I was smitten by the gods of baseball. The Saturday Evening Post and Collier's magazines carried full-page ads of Whitey Ford proclaiming he would walk a mile for a Camel cigarette. So, I began smoking cigarettes at age 13 even though it didn't improve my curve ball.
There were no 85-pitch rules in my day. Coaches instructed how to throw a curve ball. One former minor league pitcher coaching part-time at my high school tried to teach me how to throw both a knuckle ball and a split-fingered fast ball. My fingers and hands were too small, so we nixed that idea. But, I threw hard and often, never once feeling pain in my right arm or elbow. That injury occurred between my senior year in high school and college when I dislocated my right shoulder spiking a beach volleyball. It ended my baseball career.

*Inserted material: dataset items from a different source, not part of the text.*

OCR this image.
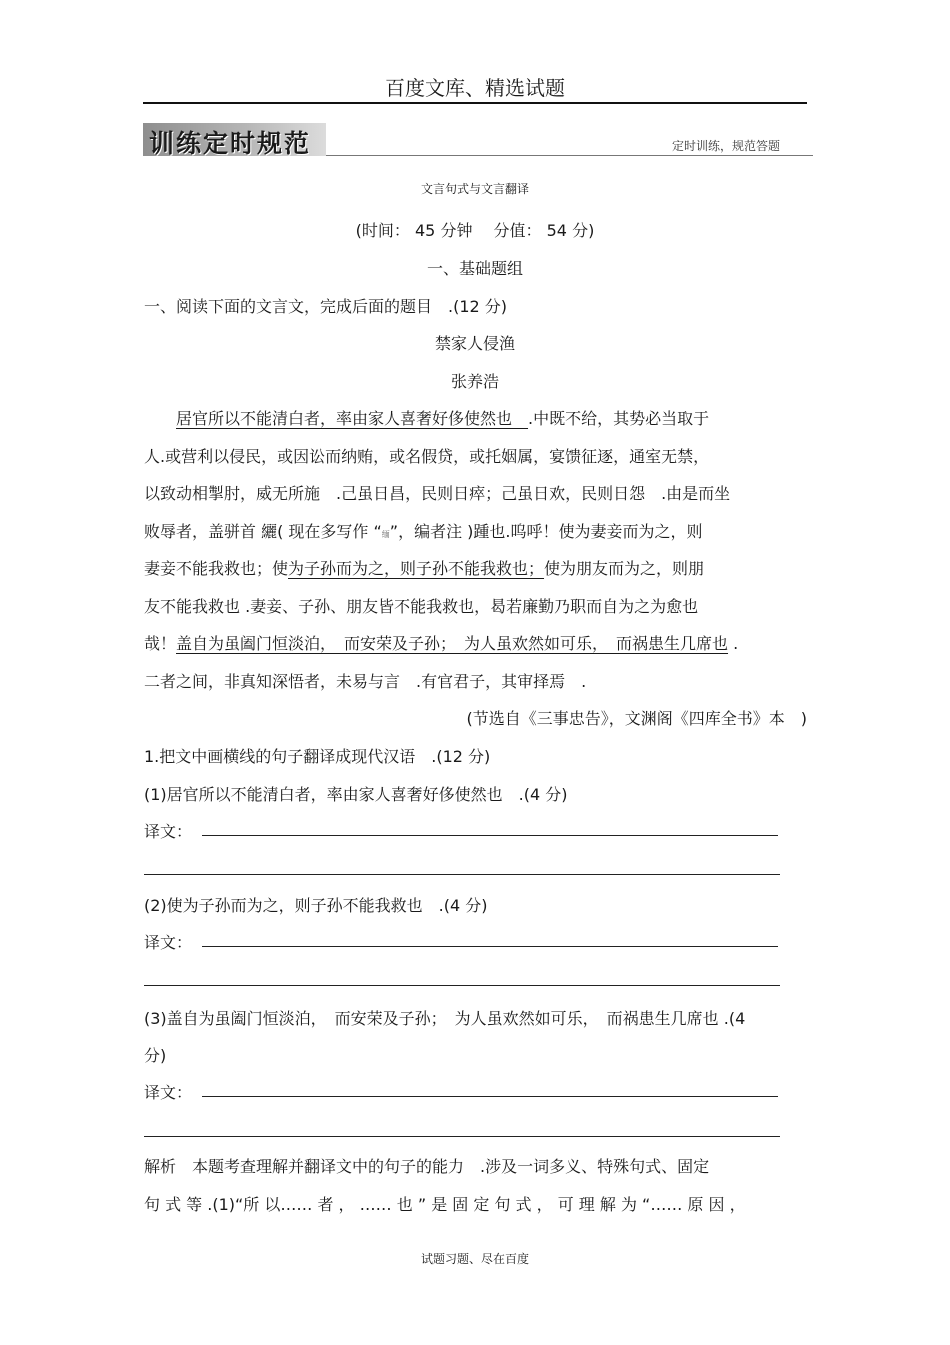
百度文库、精选试题
训练定时规范	定时训练，规范答题
文言句式与文言翻译
(时间： 45 分钟　 分值： 54 分)
一、基础题组
一、阅读下面的文言文，完成后面的题目　.(12 分)
禁家人侵渔
张养浩
　　居官所以不能清白者，率由家人喜奢好侈使然也　.中既不给，其势必当取于
人.或营利以侵民，或因讼而纳贿，或名假贷，或托姻属，宴馈征逐，通室无禁，
以致动相掣肘，威无所施　.己虽日昌，民则日瘁；己虽日欢，民则日怨　.由是而坐
败辱者，盖骈首 纚( 现在多写作 “缅”，编者注 )踵也.呜呼！使为妻妾而为之，则
妻妾不能我救也；使为子孙而为之，则子孙不能我救也；使为朋友而为之，则朋
友不能我救也 .妻妾、子孙、朋友皆不能我救也，曷若廉勤乃职而自为之为愈也
哉！盖自为虽阖门恒淡泊，　而安荣及子孙；　为人虽欢然如可乐，　而祸患生几席也 .
二者之间，非真知深悟者，未易与言　.有官君子，其审择焉　.
(节选自《三事忠告》，文渊阁《四库全书》本　)
1.把文中画横线的句子翻译成现代汉语　.(12 分)
(1)居官所以不能清白者，率由家人喜奢好侈使然也　.(4 分)
译文：
(2)使为子孙而为之，则子孙不能我救也　.(4 分)
译文：
(3)盖自为虽阖门恒淡泊，　而安荣及子孙；　为人虽欢然如可乐，　而祸患生几席也 .(4
分)
译文：
解析　本题考查理解并翻译文中的句子的能力　.涉及一词多义、特殊句式、固定
句 式 等 .(1)“所 以…… 者 ， …… 也 ” 是 固 定 句 式 ， 可 理 解 为 “…… 原 因 ，
试题习题、尽在百度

Although not as critical as it is in playing football, baseball is a team sport and you learn quickly to back up your teammates on any given play. Baseball teaches you a little about life, anticipating what you will do if the ball comes to you depending on the number of base runners, how many outs and what inning and score it is.
Little League requires every player to be in the game for at least one inning and it instills a sense of sportsmanship win or lose. Crying is okay. That's the essence of the game and what happens to the players after they grow into maturity is not the flaws as Jenkins sees them by blaming Little League as an organization.
Every year at Little League World Series time I am incredibly impressed by the athletic skills of these 11, 12 and 13-year-olds from around the world. How they handle the immense emotional pressure to excel is just short of amazing.
If that was me on the mound or playing right field, I probably would pee in my pants.